Steal this plant: Brazil fights big pharma name-nappers

BoingBoing reader Chris Spurgeon says,


Brazil is sick and tired of companies stealing their plant names, and they're not going to take it any more! Brazil has a wonderful rep for not just rolling over and accepting the increasingly draconian intellectual property treaties being foisted on developing nations by the first world. Their latest move comes in response to a growing trend. It goes like this:

1) Brazilians spend millennia eating some great tasting Brazilian plant that's also great for your health.

2) Foreign company learns about the plant.

3) Foreign company trademarks the plant name and creates a company to sell the plant (turned into a health drink, or shampoo, or anti-aging cream, or brain-tonic pills, or God knows what else).

4) Some poor guy in Brazil opens up a local business cooking up the plant for the locals. (He uses the plant name in his company's name). He starts a little export business selling his product.

5) He gets the pants sued off of him because some company 5,000 miles away trademarked the plant name. Never mind the fact that folks in Brazil have been calling the plant by that name forever.

6) Repeat over and over.

Brazil has now come up with a wonderfully pragmatic way to break this cycle. They've compiled a list (there's a pdf here) of more than 5,000 Portuguese language names of plants, seeds, roots, etc. They've shipped the list off to the World Intellectual Property Organization (WIPO), the World Trade Organization (WTO), and trademark offices around the world. The idea is that if all of these organizations and countries know a term is already in use they will be less likely to grant some company a trademark on it.
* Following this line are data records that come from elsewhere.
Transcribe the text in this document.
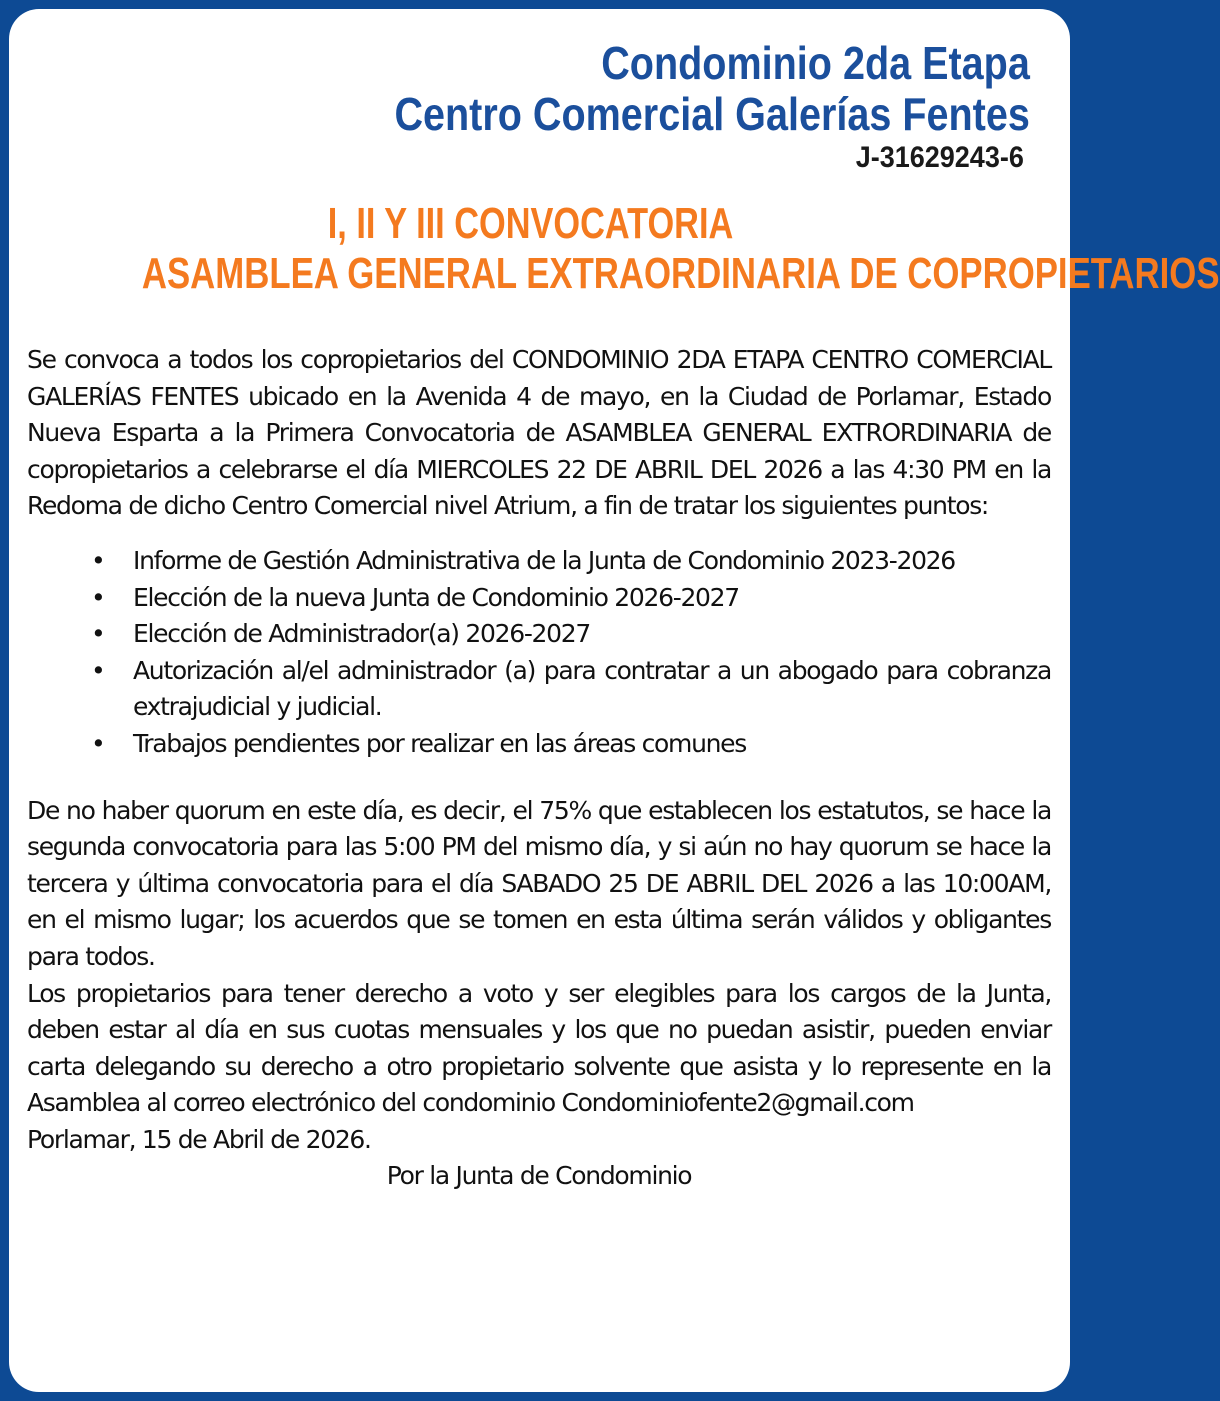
Condominio 2da Etapa
Centro Comercial Galerías Fentes
J-31629243-6
I, II Y III CONVOCATORIA
ASAMBLEA GENERAL EXTRAORDINARIA DE COPROPIETARIOS

Se convoca a todos los copropietarios del CONDOMINIO 2DA ETAPA CENTRO COMERCIAL GALERÍAS FENTES ubicado en la Avenida 4 de mayo, en la Ciudad de Porlamar, Estado Nueva Esparta a la Primera Convocatoria de ASAMBLEA GENERAL EXTRORDINARIA de copropietarios a celebrarse el día MIERCOLES 22 DE ABRIL DEL 2026 a las 4:30 PM en la Redoma de dicho Centro Comercial nivel Atrium, a fin de tratar los siguientes puntos:

• Informe de Gestión Administrativa de la Junta de Condominio 2023-2026
• Elección de la nueva Junta de Condominio 2026-2027
• Elección de Administrador(a) 2026-2027
• Autorización al/el administrador (a) para contratar a un abogado para cobranza extrajudicial y judicial.
• Trabajos pendientes por realizar en las áreas comunes

De no haber quorum en este día, es decir, el 75% que establecen los estatutos, se hace la segunda convocatoria para las 5:00 PM del mismo día, y si aún no hay quorum se hace la tercera y última convocatoria para el día SABADO 25 DE ABRIL DEL 2026 a las 10:00AM, en el mismo lugar; los acuerdos que se tomen en esta última serán válidos y obligantes para todos.

Los propietarios para tener derecho a voto y ser elegibles para los cargos de la Junta, deben estar al día en sus cuotas mensuales y los que no puedan asistir, pueden enviar carta delegando su derecho a otro propietario solvente que asista y lo represente en la Asamblea al correo electrónico del condominio Condominiofente2@gmail.com

Porlamar, 15 de Abril de 2026.

Por la Junta de Condominio
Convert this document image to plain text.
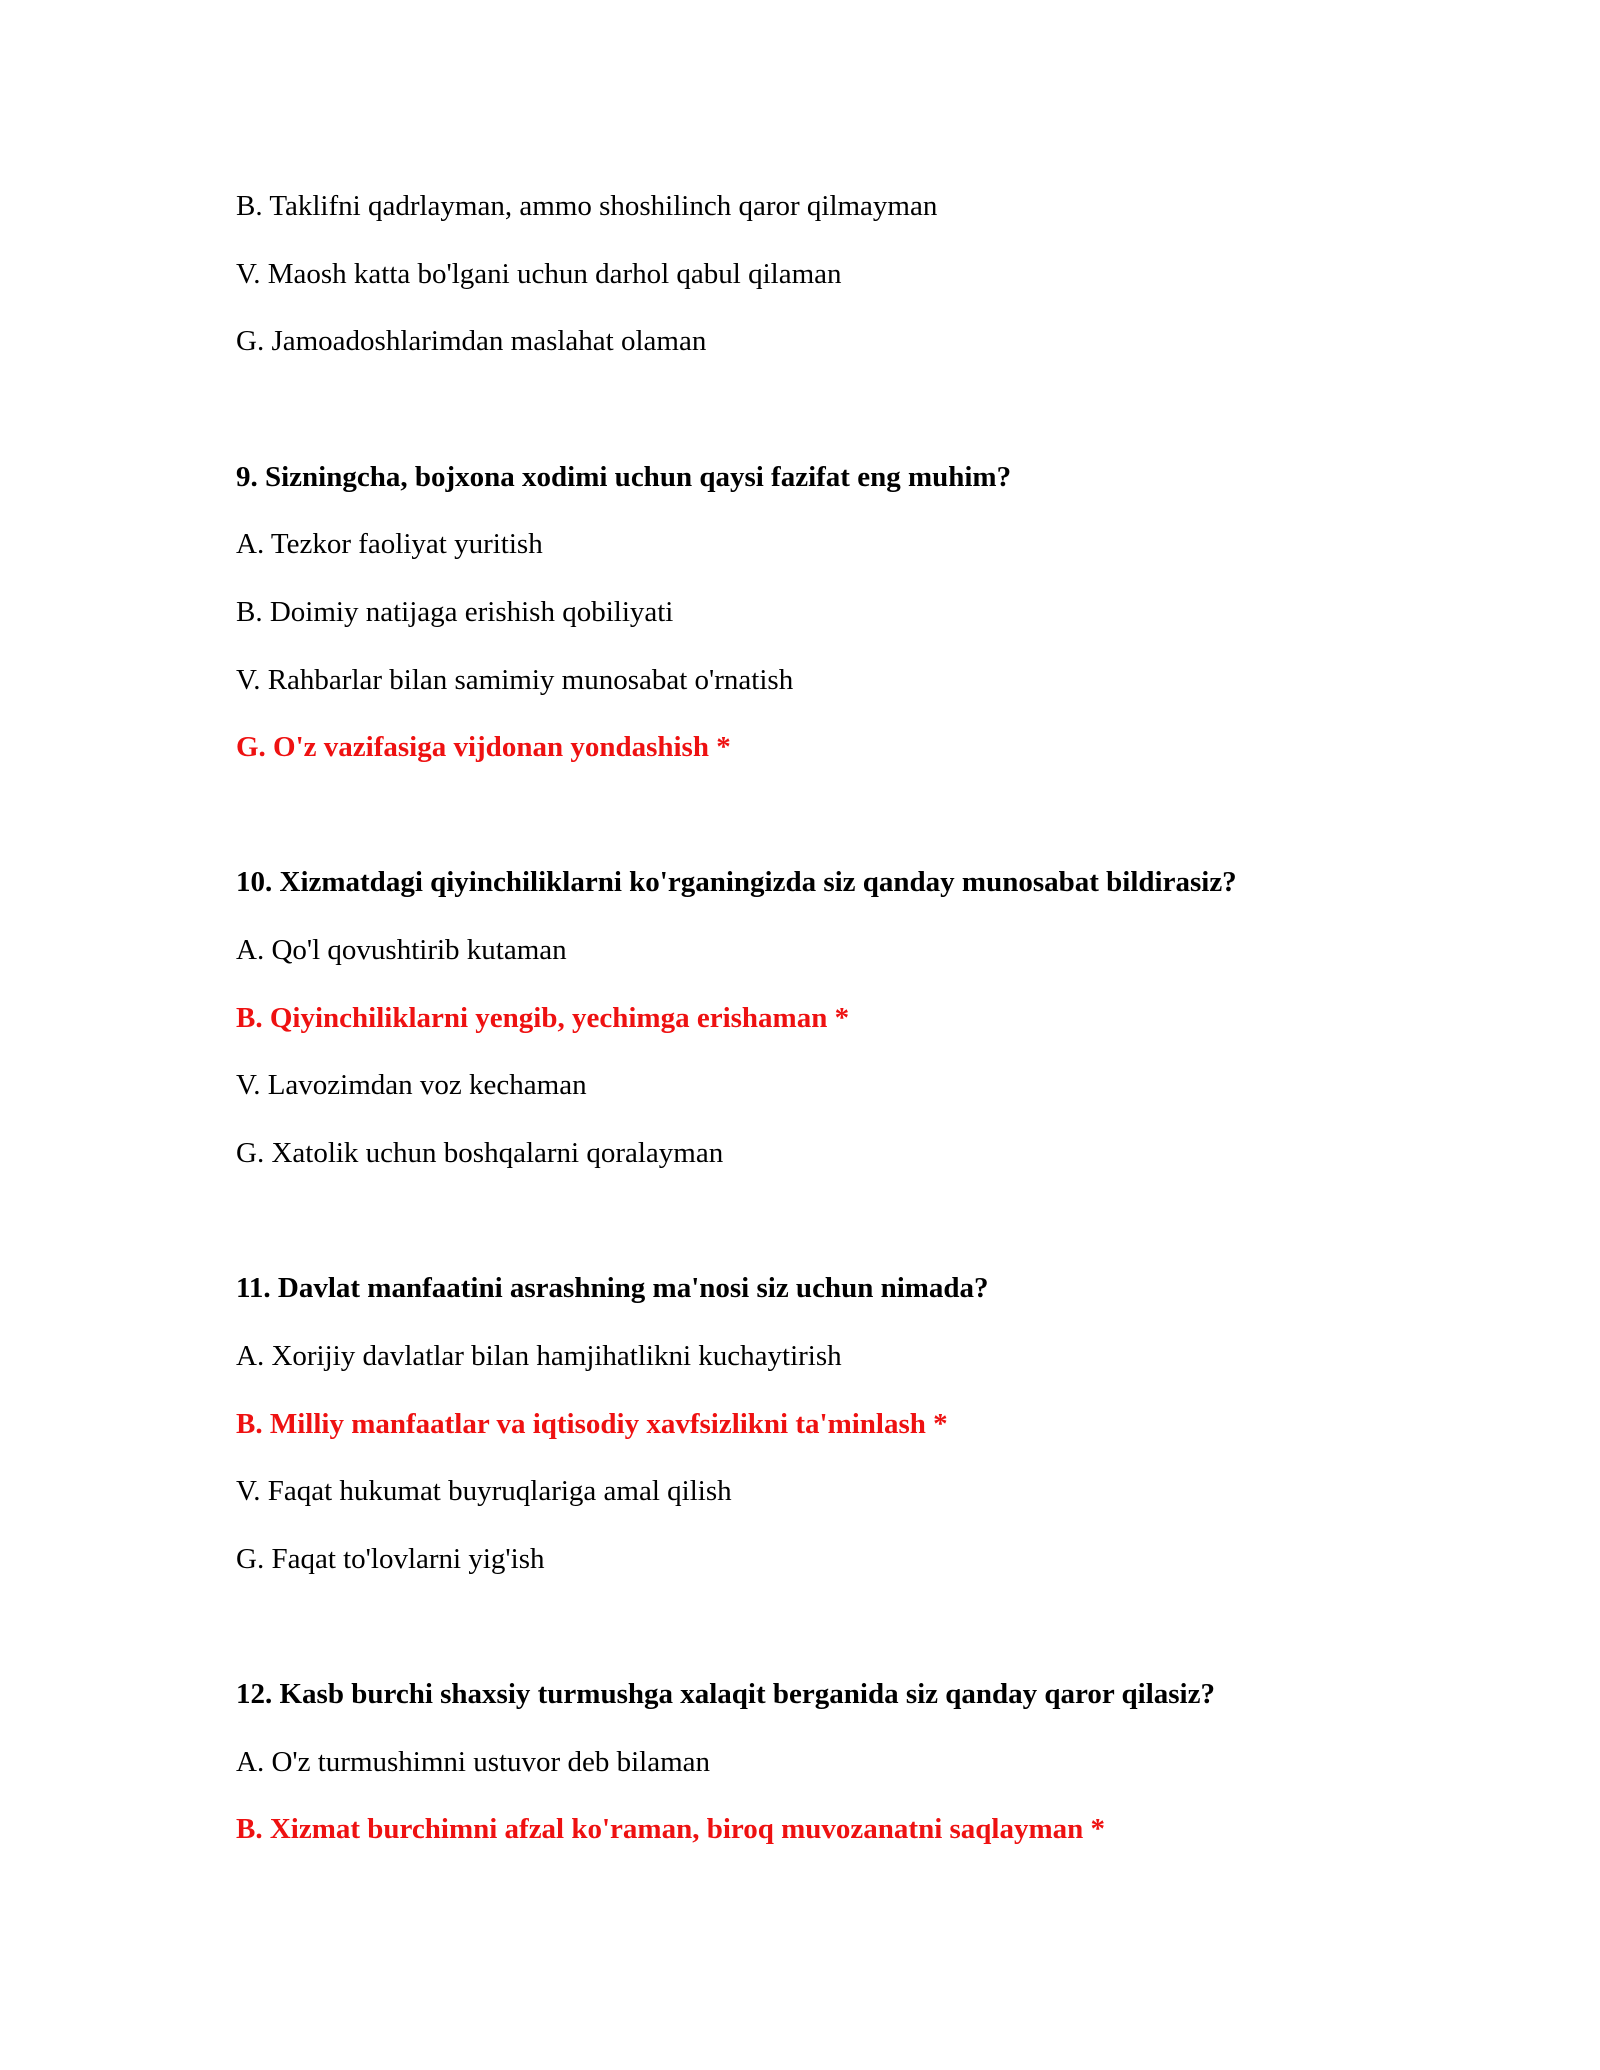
B. Taklifni qadrlayman, ammo shoshilinch qaror qilmayman
V. Maosh katta bo'lgani uchun darhol qabul qilaman
G. Jamoadoshlarimdan maslahat olaman
9. Sizningcha, bojxona xodimi uchun qaysi fazifat eng muhim?
A. Tezkor faoliyat yuritish
B. Doimiy natijaga erishish qobiliyati
V. Rahbarlar bilan samimiy munosabat o'rnatish
G. O'z vazifasiga vijdonan yondashish *
10. Xizmatdagi qiyinchiliklarni ko'rganingizda siz qanday munosabat bildirasiz?
A. Qo'l qovushtirib kutaman
B. Qiyinchiliklarni yengib, yechimga erishaman *
V. Lavozimdan voz kechaman
G. Xatolik uchun boshqalarni qoralayman
11. Davlat manfaatini asrashning ma'nosi siz uchun nimada?
A. Xorijiy davlatlar bilan hamjihatlikni kuchaytirish
B. Milliy manfaatlar va iqtisodiy xavfsizlikni ta'minlash *
V. Faqat hukumat buyruqlariga amal qilish
G. Faqat to'lovlarni yig'ish
12. Kasb burchi shaxsiy turmushga xalaqit berganida siz qanday qaror qilasiz?
A. O'z turmushimni ustuvor deb bilaman
B. Xizmat burchimni afzal ko'raman, biroq muvozanatni saqlayman *
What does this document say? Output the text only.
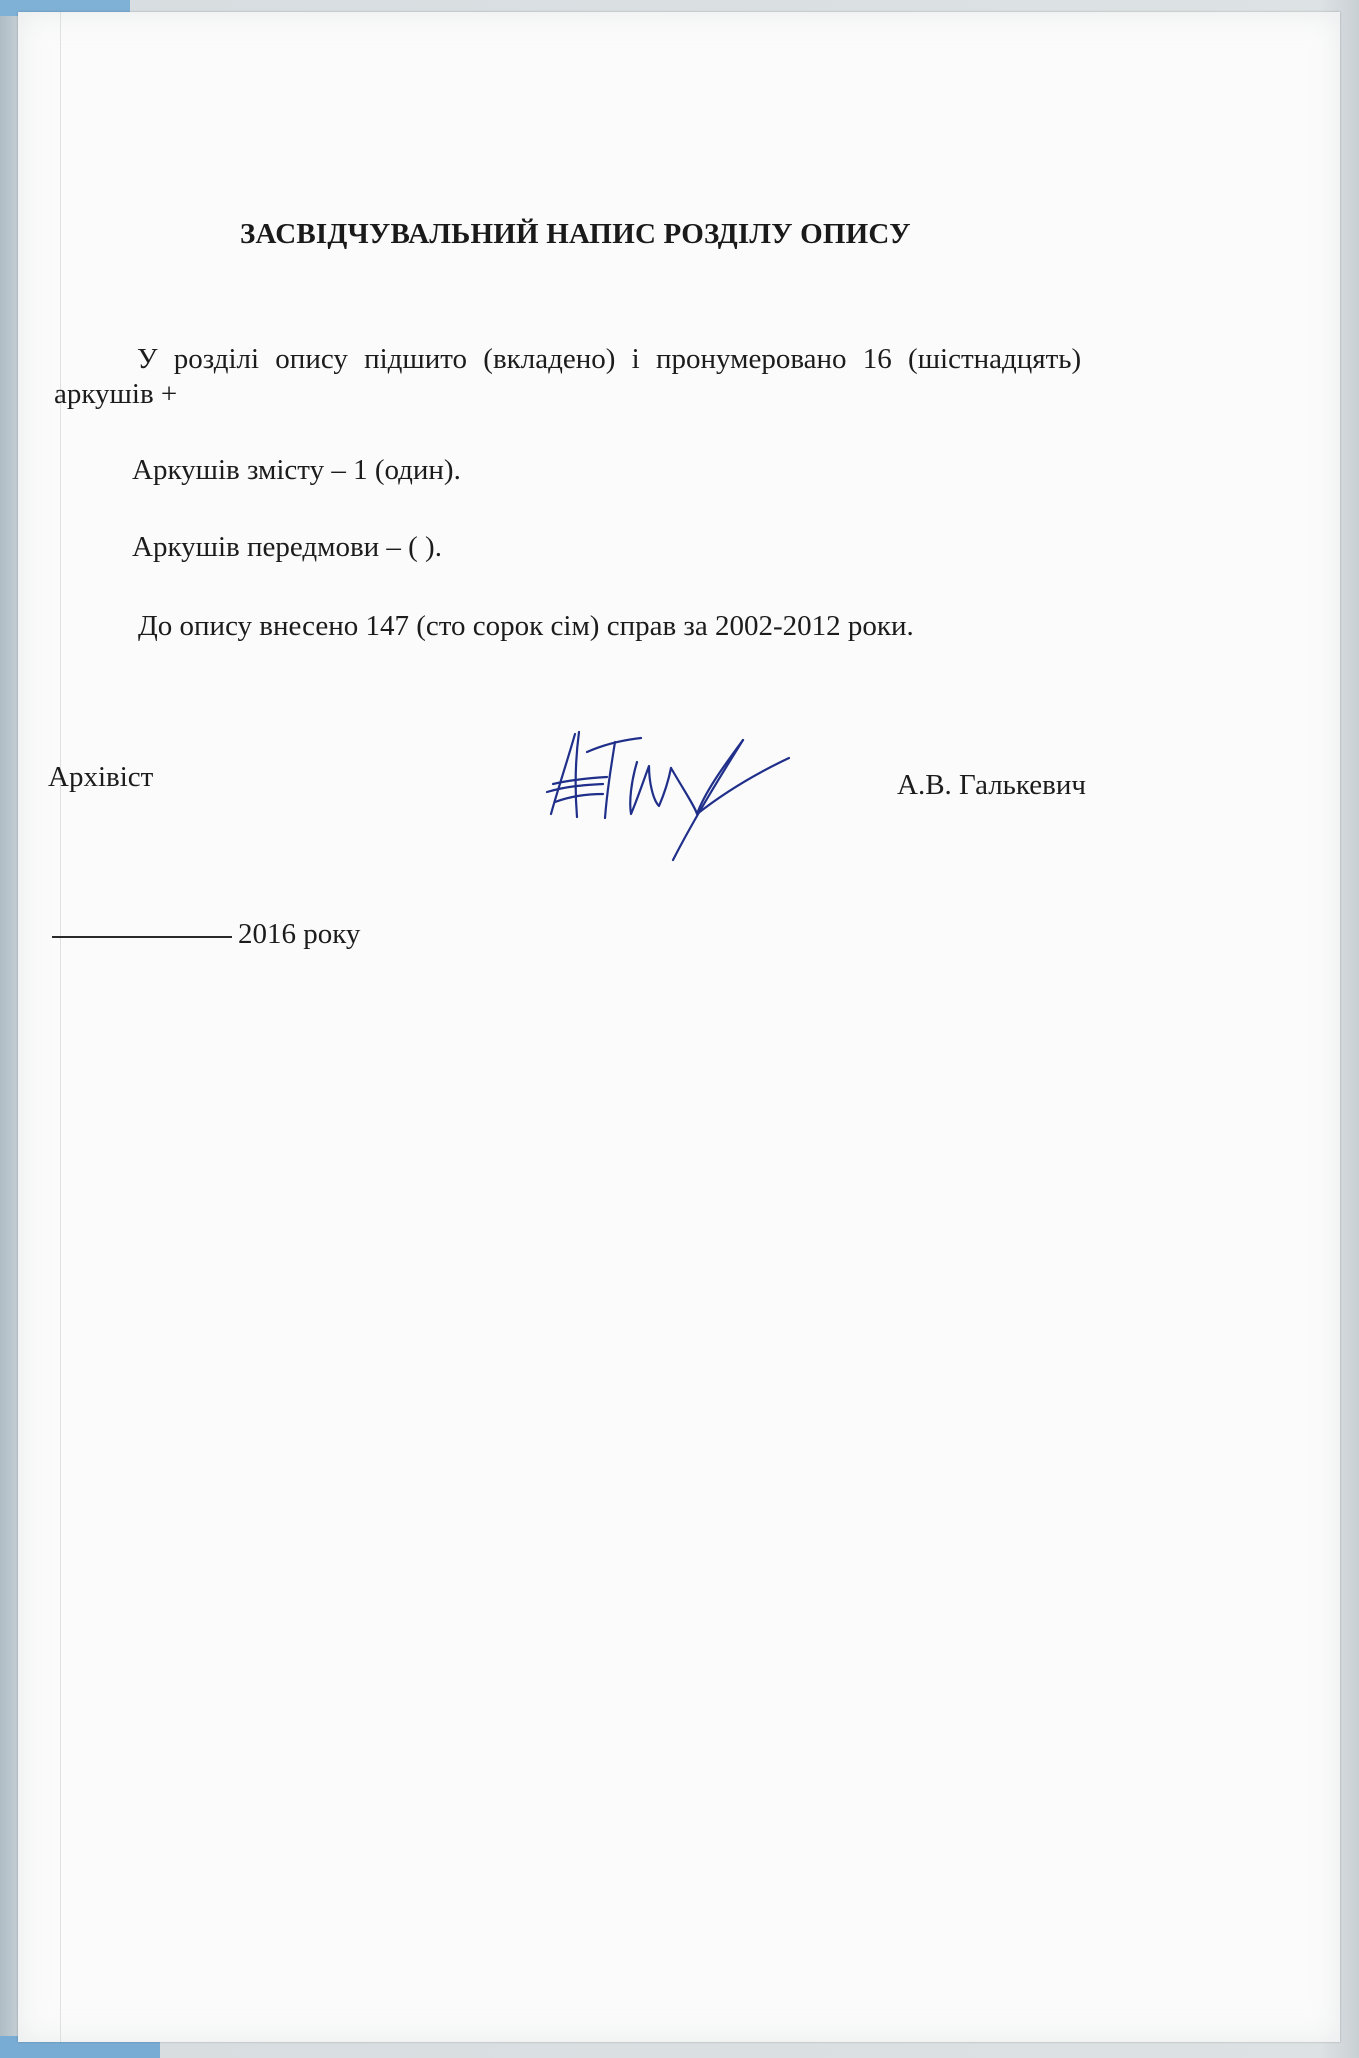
ЗАСВІДЧУВАЛЬНИЙ НАПИС РОЗДІЛУ ОПИСУ
У розділі опису підшито (вкладено) і пронумеровано 16 (шістнадцять)
аркушів +
Аркушів змісту – 1 (один).
Аркушів передмови – ( ).
До опису внесено 147 (сто сорок сім) справ за 2002-2012 роки.
Архівіст	А.В. Галькевич
2016 року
Clever!

Link to article on the Intellectual Property Watch website. Image courtesy of Mauro Peixoto at The Fantastic World of Brazilian Plants, which does indeed look quite fantastic.

Reader comment: Jason Bandlow says,

Brazil is not the only country trying to defend the knowledge its people have had for centuries. This article from the BBC last December describes India doing the same thing for medicine. Link

My co-editor David Pescovitz points to the work of Jay Keasling, pioneering researcher at UC Berkeley in synthetic biology, who wants to engineer bacteria to produce the precursor of a promising anti-AIDS drug. Pesco reminds us that Craig Venter is doing similar work to make organisms that crank out ethanol. Snip:

Despite Prostratin's promise as an anti-AIDS drug, its supply is limited by the fact that the drug has to be extracted from the bark and stemwood of the mamala tree. Researchers in the laboratory of Jay Keasling, UC Berkeley professor of chemical engineering, plan to clone the genes from the tree that naturally produce Prostratin and insert them into bacteria to make microbial factories for the drug.

A microbial source for Prostratin will ensure a plentiful, high-quality supply if it is approved as an anti-AIDS drug," said Keasling, who also is a faculty affiliate with the California Institute for Quantitative Biomedical Research (QB3) and head of the Synthetic Biology Department at Lawrence Berkeley National Laboratory. "We consider the actual gene sequences as part of Samoa's sovereignty, and every effort will be made to reflect this fact."

The agreement, signed by Prime Minister Tuila'epa Aiono Sailele Malielegaoi of Samoa and UC Berkeley's Vice Chancellor for Research Beth Burnside, gives Samoa and UC Berkeley equal shares in any commercial proceeds from the genes. Samoa's 50 percent share will be allocated to the government, to villages, and to the families of healers who first taught ethnobotanist Dr. Paul Alan Cox how to use the plant. The agreement also states that UC Berkeley and Samoa will negotiate the distribution of the drug in developing nations at a minimal profit if Keasling is successful.